Public hearings are planned for the fall and the DOE said its goal is to adopt new guidelines by December.”

Ed. Note: You can rest assured this situation is “onerous”, quoting Mrs. Badger.
She should know, the water issues here are coming home to roost right in her office & it ain’t perdy!

Unfortunately, the NVN mentions proposed changes afoot, yet does not actually identify what those changes entail.

Ecology has some concern about injecting Class A reclaimed water into groundwater and hence, the area’s aquifers. Their concern is perhaps justified, what with pharmaceuticals and personal care products being flushed down the city’s toilets and into the sewer, ending up in reclaimed water.
Bottom line, some of these drugs are going into the groundwater and can unknowingly be ingested by aquatic life & end up in human drinking water, drinking water with pharmaceuticals consumed by children that can affect their young growth. Former Yelm city-critic Ed Wilsie brought this issue to the Yelm City Council on Oct. 24, 2006 and said this would land on the city’s doorstep. Now it has.
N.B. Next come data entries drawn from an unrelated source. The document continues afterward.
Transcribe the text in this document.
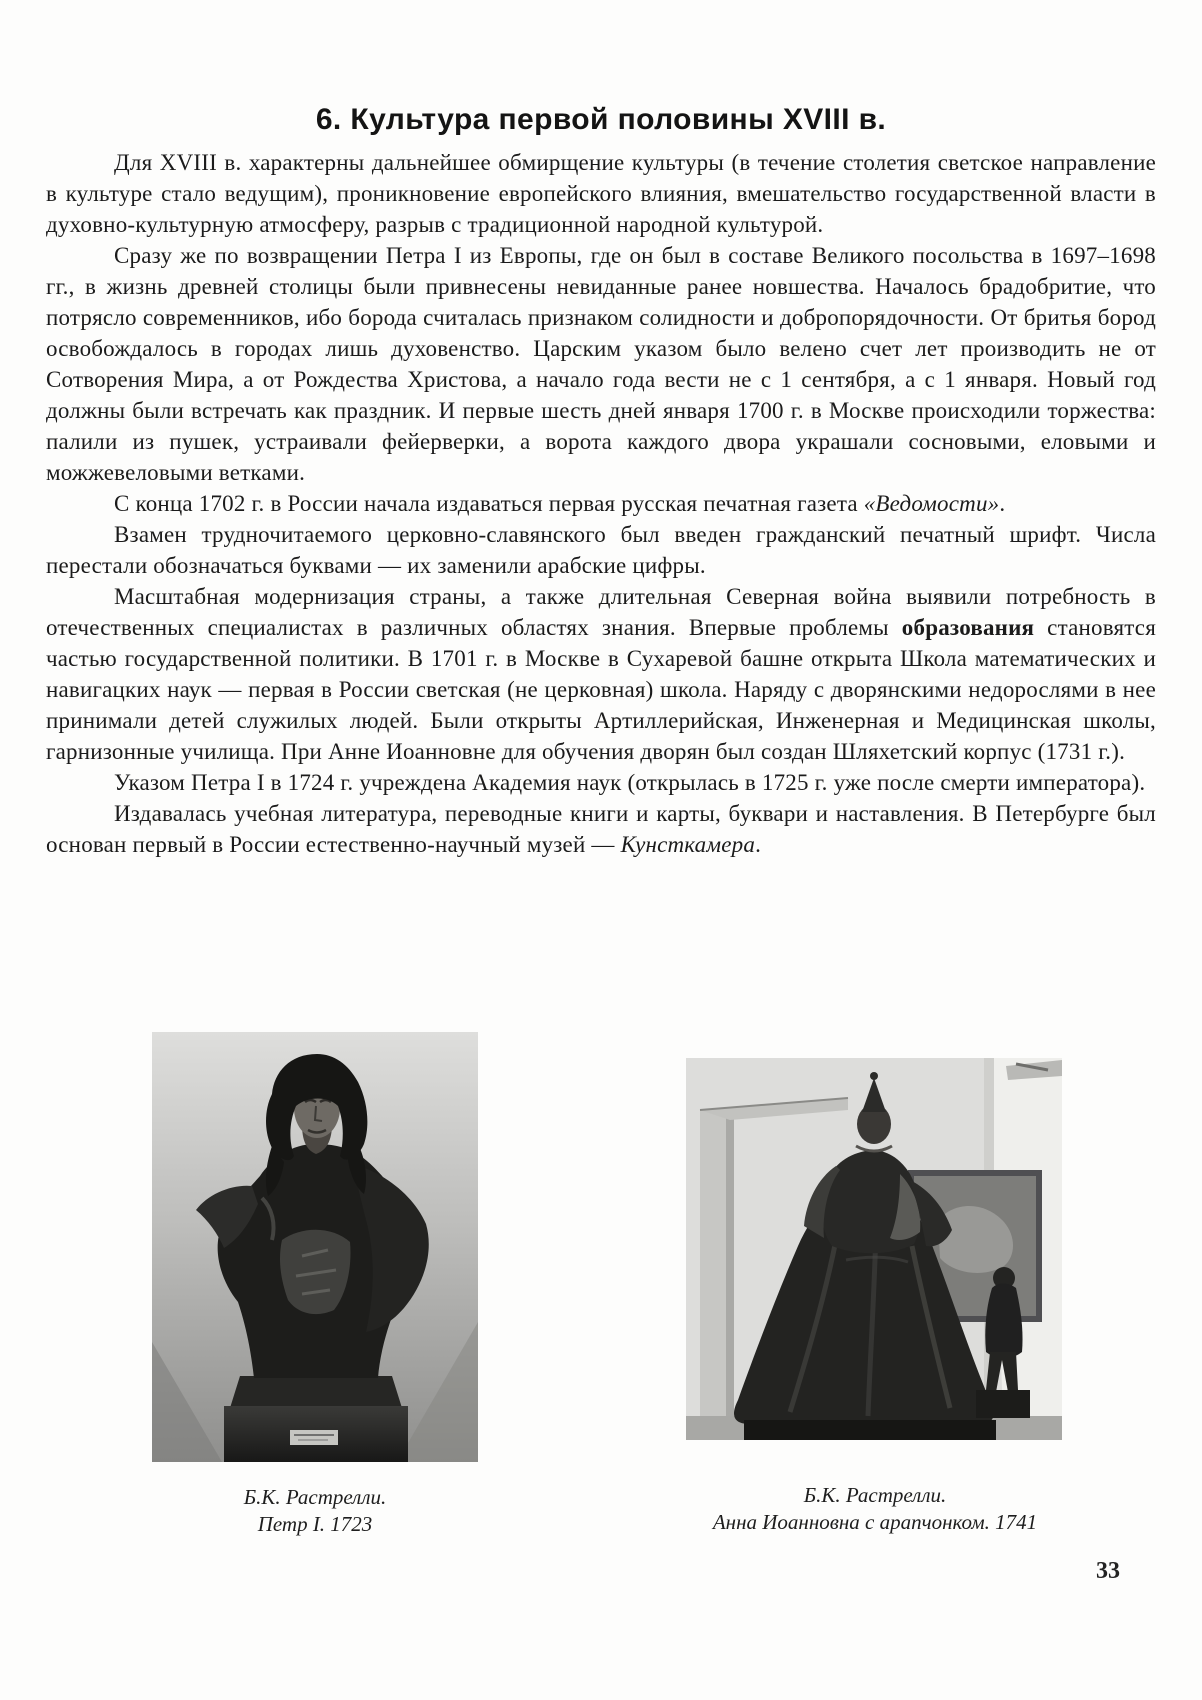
6. Культура первой половины XVIII в.

Для XVIII в. характерны дальнейшее обмирщение культуры (в течение столетия светское направление в культуре стало ведущим), проникновение европейского влияния, вмешательство государственной власти в духовно-культурную атмосферу, разрыв с традиционной народной культурой.

Сразу же по возвращении Петра I из Европы, где он был в составе Великого посольства в 1697–1698 гг., в жизнь древней столицы были привнесены невиданные ранее новшества. Началось брадобритие, что потрясло современников, ибо борода считалась признаком солидности и добропорядочности. От бритья бород освобождалось в городах лишь духовенство. Царским указом было велено счет лет производить не от Сотворения Мира, а от Рождества Христова, а начало года вести не с 1 сентября, а с 1 января. Новый год должны были встречать как праздник. И первые шесть дней января 1700 г. в Москве происходили торжества: палили из пушек, устраивали фейерверки, а ворота каждого двора украшали сосновыми, еловыми и можжевеловыми ветками.

С конца 1702 г. в России начала издаваться первая русская печатная газета «Ведомости».

Взамен трудночитаемого церковно-славянского был введен гражданский печатный шрифт. Числа перестали обозначаться буквами — их заменили арабские цифры.

Масштабная модернизация страны, а также длительная Северная война выявили потребность в отечественных специалистах в различных областях знания. Впервые проблемы образования становятся частью государственной политики. В 1701 г. в Москве в Сухаревой башне открыта Школа математических и навигацких наук — первая в России светская (не церковная) школа. Наряду с дворянскими недорослями в нее принимали детей служилых людей. Были открыты Артиллерийская, Инженерная и Медицинская школы, гарнизонные училища. При Анне Иоанновне для обучения дворян был создан Шляхетский корпус (1731 г.).

Указом Петра I в 1724 г. учреждена Академия наук (открылась в 1725 г. уже после смерти императора).

Издавалась учебная литература, переводные книги и карты, буквари и наставления. В Петербурге был основан первый в России естественно-научный музей — Кунсткамера.

Б.К. Растрелли.
Петр I. 1723
Б.К. Растрелли.
Анна Иоанновна с арапчонком. 1741
33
Badger IS correct – this would be an “onerous” rule for the city to implement. The issue for the City of Yelm is an impairment clause which says in affect, that municipalities must show no impairment through an impairment analysis to other water users.
If implemented, the changes would require that no water rights holders would be impaired “downstream” of the aquifer from where a municipality has a reclaimed water facility and is withdrawing water from the aquifer, then recharging the aquifer through the injection method (like Yelm). Spraying water to percolate back into the aquifer would be allowed, i.e. watering the High School’s & Longmire Park ball fields. some environment groups have called for no direct injection of reclaimed water into the aquifer.